Utils

This module contains utility function for regression models.

utils

Functions:

arviz_to_markdown_table –

Convert the summary table of a Bayesian regression result from ArviZ to

arviz_to_markdown_table

arviz_to_markdown_table(az_result: InferenceData, predictor_rename_dict: Optional[Dict[str, str]] = None, exclude_predictors: Optional[List[str]] = [], column_rename_dict: Optional[Dict[str, str]] = None, round_dict: Optional[Dict[str, int]] = None, credible_interval: float = 0.95, var_names: Optional[List[str]] = None) -> str

Convert the summary table of a Bayesian regression result from ArviZ to a markdown table.
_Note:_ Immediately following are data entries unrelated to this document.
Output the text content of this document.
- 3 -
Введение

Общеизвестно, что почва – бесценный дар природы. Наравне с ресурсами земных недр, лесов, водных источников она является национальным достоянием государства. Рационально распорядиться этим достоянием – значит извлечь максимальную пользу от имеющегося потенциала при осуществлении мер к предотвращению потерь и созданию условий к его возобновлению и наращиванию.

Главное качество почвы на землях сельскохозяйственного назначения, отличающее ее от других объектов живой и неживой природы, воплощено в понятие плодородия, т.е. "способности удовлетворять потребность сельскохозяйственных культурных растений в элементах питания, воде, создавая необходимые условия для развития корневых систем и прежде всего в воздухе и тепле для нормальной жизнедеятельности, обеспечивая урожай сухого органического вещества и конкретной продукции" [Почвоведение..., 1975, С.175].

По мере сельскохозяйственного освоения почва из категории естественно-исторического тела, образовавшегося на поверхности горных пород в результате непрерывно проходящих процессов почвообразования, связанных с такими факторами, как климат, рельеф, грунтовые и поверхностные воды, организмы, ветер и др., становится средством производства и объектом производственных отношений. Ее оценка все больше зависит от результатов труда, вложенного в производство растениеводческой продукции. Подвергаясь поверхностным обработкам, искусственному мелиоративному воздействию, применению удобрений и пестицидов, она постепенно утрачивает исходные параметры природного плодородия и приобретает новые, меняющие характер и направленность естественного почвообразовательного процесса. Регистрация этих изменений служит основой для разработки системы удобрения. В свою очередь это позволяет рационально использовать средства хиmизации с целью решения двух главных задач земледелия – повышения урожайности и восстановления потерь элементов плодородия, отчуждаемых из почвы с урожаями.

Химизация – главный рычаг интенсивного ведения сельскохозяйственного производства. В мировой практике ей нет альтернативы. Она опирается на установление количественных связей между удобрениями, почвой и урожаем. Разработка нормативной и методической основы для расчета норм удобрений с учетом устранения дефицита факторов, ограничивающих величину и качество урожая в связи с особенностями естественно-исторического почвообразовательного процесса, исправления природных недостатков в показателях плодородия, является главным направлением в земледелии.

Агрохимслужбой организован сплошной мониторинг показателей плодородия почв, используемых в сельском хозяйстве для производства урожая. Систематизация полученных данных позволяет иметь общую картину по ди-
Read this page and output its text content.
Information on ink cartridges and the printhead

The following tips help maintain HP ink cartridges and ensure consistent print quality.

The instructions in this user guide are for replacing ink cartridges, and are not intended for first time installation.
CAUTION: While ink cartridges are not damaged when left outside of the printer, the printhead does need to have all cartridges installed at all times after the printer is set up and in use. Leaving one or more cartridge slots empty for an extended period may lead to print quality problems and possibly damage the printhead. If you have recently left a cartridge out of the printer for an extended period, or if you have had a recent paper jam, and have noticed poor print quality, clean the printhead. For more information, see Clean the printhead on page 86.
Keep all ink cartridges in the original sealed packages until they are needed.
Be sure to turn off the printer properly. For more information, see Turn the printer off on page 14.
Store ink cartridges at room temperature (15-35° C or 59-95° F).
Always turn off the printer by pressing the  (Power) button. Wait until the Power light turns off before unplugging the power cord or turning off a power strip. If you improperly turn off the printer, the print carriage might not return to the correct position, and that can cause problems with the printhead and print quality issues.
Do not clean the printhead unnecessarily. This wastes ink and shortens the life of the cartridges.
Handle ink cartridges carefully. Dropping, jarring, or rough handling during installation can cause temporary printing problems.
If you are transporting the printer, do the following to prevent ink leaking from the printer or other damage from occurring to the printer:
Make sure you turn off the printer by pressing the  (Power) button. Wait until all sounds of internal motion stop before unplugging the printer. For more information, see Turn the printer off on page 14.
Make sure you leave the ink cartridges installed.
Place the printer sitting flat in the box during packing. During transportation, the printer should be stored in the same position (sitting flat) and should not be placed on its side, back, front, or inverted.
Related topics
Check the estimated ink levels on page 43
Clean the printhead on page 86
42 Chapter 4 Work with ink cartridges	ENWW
This function takes an ArviZ InferenceData object, typically containing the results of a Bayesian regression model, and converts the summary statistics into a markdown table. The table can be customized by renaming predictors, columns, and rounding values. The resulting table is formatted with LaTeX-compatible symbols for use in documents.

Parameters:

az_result
(InferenceData) –

The ArviZ InferenceData object containing the results of a Bayesian regression analysis.
predictor_rename_dict
(Optional[Dict[str, str]], default: None ) –

A dictionary to rename the predictors in the summary table. Keys are the original predictor names, and values are the desired new names. If not provided, the predictor names will remain unchanged. Defaults to None.
exclude_predictors
(Optional[List[str]], default: [] ) –

A list of predictors to exclude from the summary table. These predictors will be removed from the table entirely. Defaults to an empty list ([]).
column_rename_dict
(Optional[Dict[str, str]], default: None ) –

A dictionary to rename the columns in the summary table. Keys are the original column names (e.g., "mean", "sd"), and values are the desired new names (e.g., "$\mu$", "$\sigma$"). Defaults to a pre-specified dictionary that renames common statistical terms to LaTeX symbols.
round_dict
(Optional[Dict[str, int]], default: None ) –

A dictionary specifying the rounding precision for each column. Keys are the column names (e.g., "$\mu$", "$\sigma$"), and values are the number of decimal places to round to. Defaults to a pre-specified dictionary with reasonable rounding for typical Bayesian output.
credible_interval
(float, default: 0.95 ) –

The credible interval range to be used, expressed as a proportion (e.g., 0.95 for a 95% credible interval). This will determine the bounds used in the summary table. Defaults to 0.95.
var_names
(Optional[List[str]], default: None ) –

A list of variable names to include in the summary table. If provided, only these variables will be included in the table. If not provided, all variables will be included. Defaults to None.

Returns:

str ( str ) –

A markdown-formatted string representing the summary table of the Bayesian regression results.

Example

import arviz as az

# Assuming `az_result` is an ArviZ InferenceData object from a
# Bayesian model
markdown_table = bayesian_to_markdown_table(
    az_result,
    predictor_rename_dict={"x1": "Variable 1", "x2": "Variable 2"},
    exclude_predictors=["Intercept"],
    credible_interval=0.90
)
print(markdown_table)

Notes

The function uses the arviz.summary() method to extract summary statistics from the InferenceData object.
If the credible_interval is set to a value other than 0.95, the column names for the lower and upper credible intervals will be adjusted accordingly.
The function assumes that a dataframe_to_markdown utility is available to convert the processed DataFrame into a markdown table.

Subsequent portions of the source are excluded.